Within this bleak dichotomy, Assad is rapidly becoming the lesser of two evils. If there was any justice, he and his commanders would be brought to trial for barrel bombing civilians and the use of chemical weapons; but the reality is that Isis are worse, and only a defeat on the ground will wipe them out. Repression will see yet more people die, more families sent fleeing; but the only alternatives are war without end or a fully-fledged jihadi state, free to threaten allies such as Iraq and Israel – simply unthinkable.
Equally, further escalation of Russian involvement would not be the end of the world. Airstrikes alone solve nothing; if Putin wants a strong Syria under Russian tutelage, he will soon have to realise that ground troops will be needed to retake territory, as Assad’s forces grow more exhausted and depleted daily. As the USSR’s invasion of Afghanistan showed the world during the 1980s, there is no surer way to topple a regime than a long, expensive conflict against an implacable foe fighting on their own soil. Defeat there bankrupted the USSR and helped to undermine the regime with a wave of dissent. If Putin wants Assad to regain power, he will have to expend significant amounts of blood and treasure that he can ill-afford – tipping the worldwide balance of power back into the West’s favour.
Talks between Russia, France and Germany this week also showed how Syria and Ukraine’s civil wars are linked. This can also be turned to our advantage. If we accept that we cannot oust Assad, then the outline of a Russia/Nato agreement becomes clear. By dropping our demands for regime change in Syria and tacitly supported a Russian drive to reinstall their puppet to his throne, we could demand in return a quiet Russian withdrawal of men and weapons from Ukraine. Already, the militia and mercenaries sent by Putin to bolster the sepratists in Europe have been earmarked for a possible transfer to Asia. A diplomatic de-escalation of tensions is in everyone’s favour, and such bargain is mutually beneficial.
Two notes of caution need to be struck. By accepting Assad will stay, we would abandon thousands of moderate Syrian rebels to be crushed between the rock of the regime and the hard place of Isis. Although hard to swallow, there is nothing we can do for them.

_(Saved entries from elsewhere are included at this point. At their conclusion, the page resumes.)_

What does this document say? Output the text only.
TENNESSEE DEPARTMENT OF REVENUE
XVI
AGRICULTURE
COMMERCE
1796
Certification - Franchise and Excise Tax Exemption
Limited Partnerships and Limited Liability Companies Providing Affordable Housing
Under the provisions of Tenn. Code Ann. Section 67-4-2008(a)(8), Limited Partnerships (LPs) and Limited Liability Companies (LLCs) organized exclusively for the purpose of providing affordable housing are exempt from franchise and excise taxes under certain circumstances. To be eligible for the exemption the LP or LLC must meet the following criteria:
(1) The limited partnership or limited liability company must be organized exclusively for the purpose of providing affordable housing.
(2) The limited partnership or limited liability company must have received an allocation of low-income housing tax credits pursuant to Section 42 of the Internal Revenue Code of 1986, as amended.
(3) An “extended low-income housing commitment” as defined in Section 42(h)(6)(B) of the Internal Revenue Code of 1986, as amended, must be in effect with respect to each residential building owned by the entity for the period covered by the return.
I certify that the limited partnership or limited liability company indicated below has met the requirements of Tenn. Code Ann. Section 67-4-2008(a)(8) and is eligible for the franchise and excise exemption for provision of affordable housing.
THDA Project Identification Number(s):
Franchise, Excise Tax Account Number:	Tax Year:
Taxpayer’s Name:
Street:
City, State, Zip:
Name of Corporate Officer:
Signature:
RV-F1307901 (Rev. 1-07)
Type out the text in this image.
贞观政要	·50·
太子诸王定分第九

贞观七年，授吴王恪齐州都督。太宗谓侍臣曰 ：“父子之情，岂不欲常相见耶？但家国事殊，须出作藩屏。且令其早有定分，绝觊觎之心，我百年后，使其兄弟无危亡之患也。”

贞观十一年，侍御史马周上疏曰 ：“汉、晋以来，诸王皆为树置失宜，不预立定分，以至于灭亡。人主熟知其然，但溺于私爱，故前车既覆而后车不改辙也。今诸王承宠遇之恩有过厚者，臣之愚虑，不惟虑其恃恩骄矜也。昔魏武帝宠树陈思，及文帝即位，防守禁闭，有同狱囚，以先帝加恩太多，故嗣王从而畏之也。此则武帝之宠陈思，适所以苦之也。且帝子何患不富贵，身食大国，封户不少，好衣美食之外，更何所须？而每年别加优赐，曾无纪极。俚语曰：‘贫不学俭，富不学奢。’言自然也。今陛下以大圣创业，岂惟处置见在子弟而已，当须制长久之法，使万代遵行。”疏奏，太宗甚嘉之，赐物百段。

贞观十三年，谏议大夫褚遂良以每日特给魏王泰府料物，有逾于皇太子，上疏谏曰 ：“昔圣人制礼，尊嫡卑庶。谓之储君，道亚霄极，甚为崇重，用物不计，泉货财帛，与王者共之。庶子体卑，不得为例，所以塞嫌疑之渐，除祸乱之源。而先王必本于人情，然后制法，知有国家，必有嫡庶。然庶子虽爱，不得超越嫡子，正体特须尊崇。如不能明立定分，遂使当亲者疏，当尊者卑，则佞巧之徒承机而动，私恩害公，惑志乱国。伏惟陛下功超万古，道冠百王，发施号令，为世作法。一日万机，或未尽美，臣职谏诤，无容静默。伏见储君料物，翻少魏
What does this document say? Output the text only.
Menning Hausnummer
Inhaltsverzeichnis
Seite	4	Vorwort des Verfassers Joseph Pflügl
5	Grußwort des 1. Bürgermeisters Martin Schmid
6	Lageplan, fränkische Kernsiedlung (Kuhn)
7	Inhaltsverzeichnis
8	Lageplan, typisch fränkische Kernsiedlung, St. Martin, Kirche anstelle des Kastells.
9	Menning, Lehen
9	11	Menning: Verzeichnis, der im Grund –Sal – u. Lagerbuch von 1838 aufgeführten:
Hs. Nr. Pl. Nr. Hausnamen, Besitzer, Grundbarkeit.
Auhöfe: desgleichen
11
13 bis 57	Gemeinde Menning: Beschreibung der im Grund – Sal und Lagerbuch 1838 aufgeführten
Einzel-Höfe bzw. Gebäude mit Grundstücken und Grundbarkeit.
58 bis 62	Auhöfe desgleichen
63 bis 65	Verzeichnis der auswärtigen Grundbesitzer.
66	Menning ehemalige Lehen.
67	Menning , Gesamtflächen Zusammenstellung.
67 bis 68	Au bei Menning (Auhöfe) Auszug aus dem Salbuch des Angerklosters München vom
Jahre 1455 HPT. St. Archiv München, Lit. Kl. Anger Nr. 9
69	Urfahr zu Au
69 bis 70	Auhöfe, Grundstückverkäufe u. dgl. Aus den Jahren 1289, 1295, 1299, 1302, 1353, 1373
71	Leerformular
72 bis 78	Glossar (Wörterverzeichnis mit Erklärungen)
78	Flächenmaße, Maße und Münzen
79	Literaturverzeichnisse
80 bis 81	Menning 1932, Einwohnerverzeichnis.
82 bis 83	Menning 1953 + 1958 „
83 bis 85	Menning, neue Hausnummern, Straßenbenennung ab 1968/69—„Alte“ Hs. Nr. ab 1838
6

They have lost, their support polarised between the secularism of Assad and the Sunni extremism of Isis. Equally, the prospect of Nato and Russian forces in such close contact is concerning. To prevent clashes, we should focus our forces on Iraq’s defence, protecting our ally as Russia protects its own. At best, we will see Isis crushed and a return to the status quo; a wobbly, semi-democratic Iraq aligned with the USA and Europe, bordering a brutal but secular Russian satellite content to remain within its own frontiers. If we discourage Moscow – such as by further sanctions for their attacks on non-Isis rebels – we will only help the extremists and further widen the growing gulf between Russia and the West.
In the Syrian conflict, there are no good guys left. Only Assad, heavily supported by Russian planes and ground forces will ever rid Syria of Isis. Committed to a long, hard war in the Middle East versus determined opposition, Putin will be far less of a threat to Europe; and the prize for his expensive and bloody victory would simply be the recovery of control lost in Syria since 2011. To get Turkey involved in the fight against Isis, we sold the Kurds downriver and allowed Ankara to resume its bloody campaign of repression. To defeat Isis utterly, we may have to sacrifice the moderate opposition in Syria to the designs of Putin and Assad. In return, we may be able to wring concessions over Ukraine, or watch as Russia bankrupts itself in a long fight to reinstate central authority in Syria. We stand to gain either way; our piddling, mewling campaign of airstrikes will never oust Isis or Assad. This war will not end with the whimpering of our limited efforts – it requires the Russian bear to roar again and blow Isis away.